Blockchain preserves NFTs security by preventing changes in data once added to the system. Moreover, the system makes copies of each transaction, so data remains safe from malicious actors.
Cons of NFTs
1. NFTs don’t generate income
The worst downfall of NFTs is their zero potential to generate income. NFTs work differently than dividend-paying stocks, interest-bearing bonds, and rent-generating real estate. The returns on NFTs depend on price appreciation of assets.
Dependency on price appreciation isn’t a sound investment technique and not something one should consider counting on to make money. It also makes NFTs highly unreliable and risky. Since NFT is still a new concept, investing too much risk into it would be inadvisable.
2. NFTs might promote perpetuating fraud
A highly concerning thing about NFTs is that people might use them to perpetuate fraud. Blockchain’s integrity is still questioned; hence, the chances of fraud through NFTs are high. For instance, people sell art as NFT without the original creator’s consent.
Such incidents violate the purpose of using NFTs instead of physical assets. Moreover, when NFTs cannot confirm the security of an artist’s work, they would naturally not prefer using digital assets over physical ones.

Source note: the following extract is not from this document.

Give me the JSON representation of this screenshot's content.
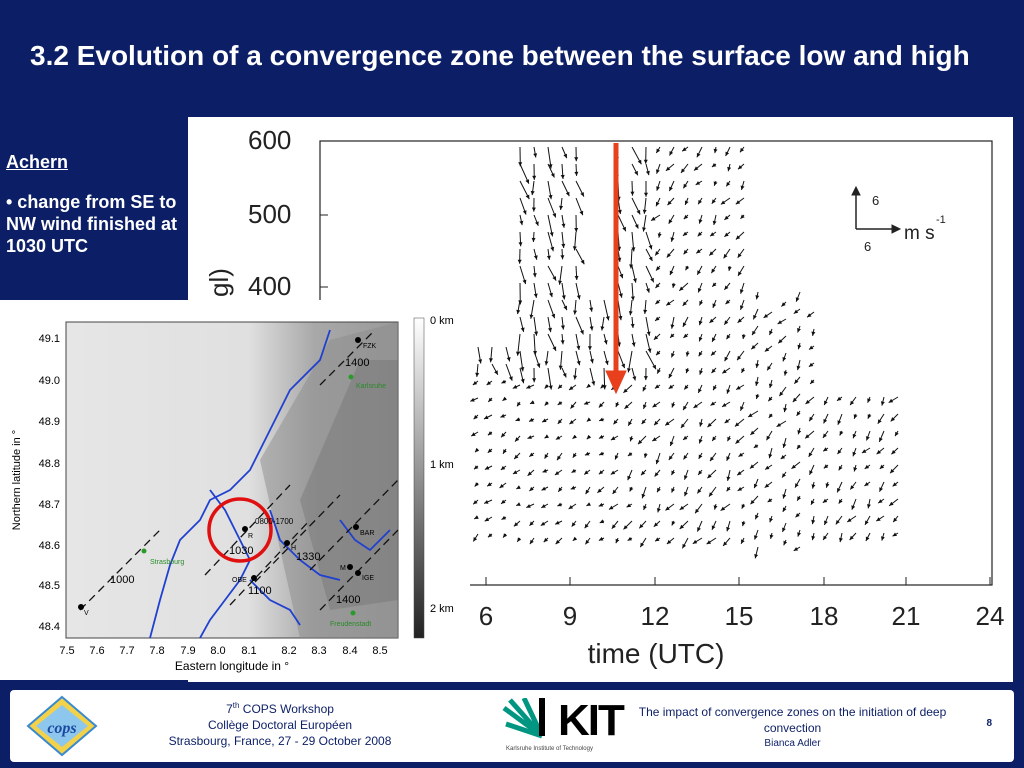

A more concerning issue arises when someone duplicates an electric image of someone else’s work and sells it on the marketplace. Experts have still been unable to develop practical solutions for these problems, making NFTs more troubling.
3. Inability of digitizing physical art
Physical art is a three-dimensional real-life object that you cannot transform into an NFT. NFTs are mere digital assets that only exist within the blockchain. Hence, there is no way to digitize real-world assets such as paintings and sculptures.
You can consider minting physical art and selling it as an NFT. However, the process is slow and highly unreliable since there is no set procedure. There is a possibility that it might cost you more than you can earn by selling your asset.
4. Blockchain harms the environment
Environmental impact is essential, and you must consider it while investing in different assets. Environmentally friendly investments play a pivotal role in enhancing a healthy lifestyle and making the planet a better place to live.
NFTs, however, do more harm than good for the environment. They use significant computing energy to create and record blockchain tokens. A recent study confirmed that blockchain is a highly energy-intensive technology, so much so that blockchain mining raised global warming by 2%.
NFTs are a transforming technology that has a lot to offer. They are captivating more and more attention every day, and an increasing number of people are leaning toward investing in NFTs. However, since the technology is still developing, you might have to make several compromises. Hence, don’t buy NFTs with the hopes of making profits. Instead, you can consider them as a long-term investment. There is no doubt that technology will revolutionize the global financial system. However, it will take time, and no one can say how long.